4. If You Must Argue… Do it Right
Happy couples have ground rules when it comes to arguments. Unless you’re versed on the delicacies of debate, many people allow their emotions to get the best of them, saying and doing things that could do more damage than good. A few rules to live by are to start and end every argument on a positive note; listen; respect your partner; stay on topic; ask questions; compromise; and use the word “I” rather than “you” to avoid putting your partner on the defensive.
5. Two Year Rule
Studies have shown that the majority of couples (approximately 86 percent) who choose to stay together and work through their differences emerge in happier, more fulfilling relationships. It has even been suggested (by author Mike McManus) that over half of divorces could be curbed by giving couples the opportunity to cool down and work things out over the course of up to two years. McManus theorizes that one of the greatest faults to divorce is that they’re just too easy to get. All that’s needed is one partner to make a hasty decision, and a marriage can be dissolved in a matter of weeks under “no fault.”
6. If You Don’t Have Time to Walk the Walk… Talk the Talk
Couples argue about sex (a lot).
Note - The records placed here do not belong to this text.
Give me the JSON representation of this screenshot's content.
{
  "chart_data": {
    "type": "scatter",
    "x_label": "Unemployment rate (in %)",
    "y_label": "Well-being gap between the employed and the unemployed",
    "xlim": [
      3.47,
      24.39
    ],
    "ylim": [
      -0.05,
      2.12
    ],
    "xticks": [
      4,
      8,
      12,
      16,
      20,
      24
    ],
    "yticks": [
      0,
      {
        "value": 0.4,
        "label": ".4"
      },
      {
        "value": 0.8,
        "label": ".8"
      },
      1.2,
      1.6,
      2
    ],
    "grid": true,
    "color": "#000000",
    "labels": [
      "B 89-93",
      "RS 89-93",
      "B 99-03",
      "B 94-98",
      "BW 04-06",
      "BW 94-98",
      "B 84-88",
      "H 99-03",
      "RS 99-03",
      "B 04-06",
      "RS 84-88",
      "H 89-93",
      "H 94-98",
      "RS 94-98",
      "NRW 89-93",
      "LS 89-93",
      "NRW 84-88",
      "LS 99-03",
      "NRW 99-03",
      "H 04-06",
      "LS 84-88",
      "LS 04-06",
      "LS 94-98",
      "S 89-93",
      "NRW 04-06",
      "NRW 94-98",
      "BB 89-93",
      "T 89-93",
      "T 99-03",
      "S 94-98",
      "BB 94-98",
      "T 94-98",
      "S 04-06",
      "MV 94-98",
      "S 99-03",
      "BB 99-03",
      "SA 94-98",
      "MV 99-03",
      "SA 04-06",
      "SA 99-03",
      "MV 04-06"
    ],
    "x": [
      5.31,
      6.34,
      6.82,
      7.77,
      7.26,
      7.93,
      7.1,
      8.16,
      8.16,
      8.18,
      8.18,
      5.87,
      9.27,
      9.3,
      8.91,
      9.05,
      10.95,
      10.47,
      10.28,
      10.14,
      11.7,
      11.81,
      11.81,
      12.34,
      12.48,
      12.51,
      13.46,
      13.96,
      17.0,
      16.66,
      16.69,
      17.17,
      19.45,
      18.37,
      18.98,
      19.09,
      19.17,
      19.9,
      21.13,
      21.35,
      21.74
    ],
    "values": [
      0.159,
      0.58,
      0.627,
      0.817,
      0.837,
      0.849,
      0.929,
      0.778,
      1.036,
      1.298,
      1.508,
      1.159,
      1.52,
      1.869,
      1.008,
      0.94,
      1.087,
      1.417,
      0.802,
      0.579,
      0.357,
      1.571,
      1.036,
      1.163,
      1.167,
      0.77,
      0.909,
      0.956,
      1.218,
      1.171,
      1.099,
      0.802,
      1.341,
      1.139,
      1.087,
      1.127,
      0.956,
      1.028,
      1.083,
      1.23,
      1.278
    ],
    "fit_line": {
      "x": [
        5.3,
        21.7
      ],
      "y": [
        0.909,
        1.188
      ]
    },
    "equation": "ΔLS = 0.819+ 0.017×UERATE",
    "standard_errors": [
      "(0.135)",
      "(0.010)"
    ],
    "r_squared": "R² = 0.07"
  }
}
The stereotypical scenario is that she thinks he wants it too much, and he thinks she wants it too little. Regardless of where you stand on how much you do it, one way to satisfy both sides is to engage in vocal sex each day. This is simply sexy talk, reminding your partner of how sexy and irresistible you find them, and possibly a few promises of what you plan to do to them later in the week. The important thing is that it lets the partner know you are thinking about them. That, along with the build-up of expectation, can leave couples satisfied until the next bout of horizontal mambo.
7. Daily Weather Checks
Happy couples make time for each other in what they call “daily weather checks.” These could be anything from a short e-mail, to an hour lunch away from the office. The idea is keep up with each other, so that even when apart, you’re still connected on some level. This minimizes the scenario of one partner coming home in a solemn mood after work, and the other not knowing if it’s because something bad happened, or because they’re not excited to see them. Keeping contact throughout the day minimizes the chance of these moments putting a crutch on a perfectly good evening.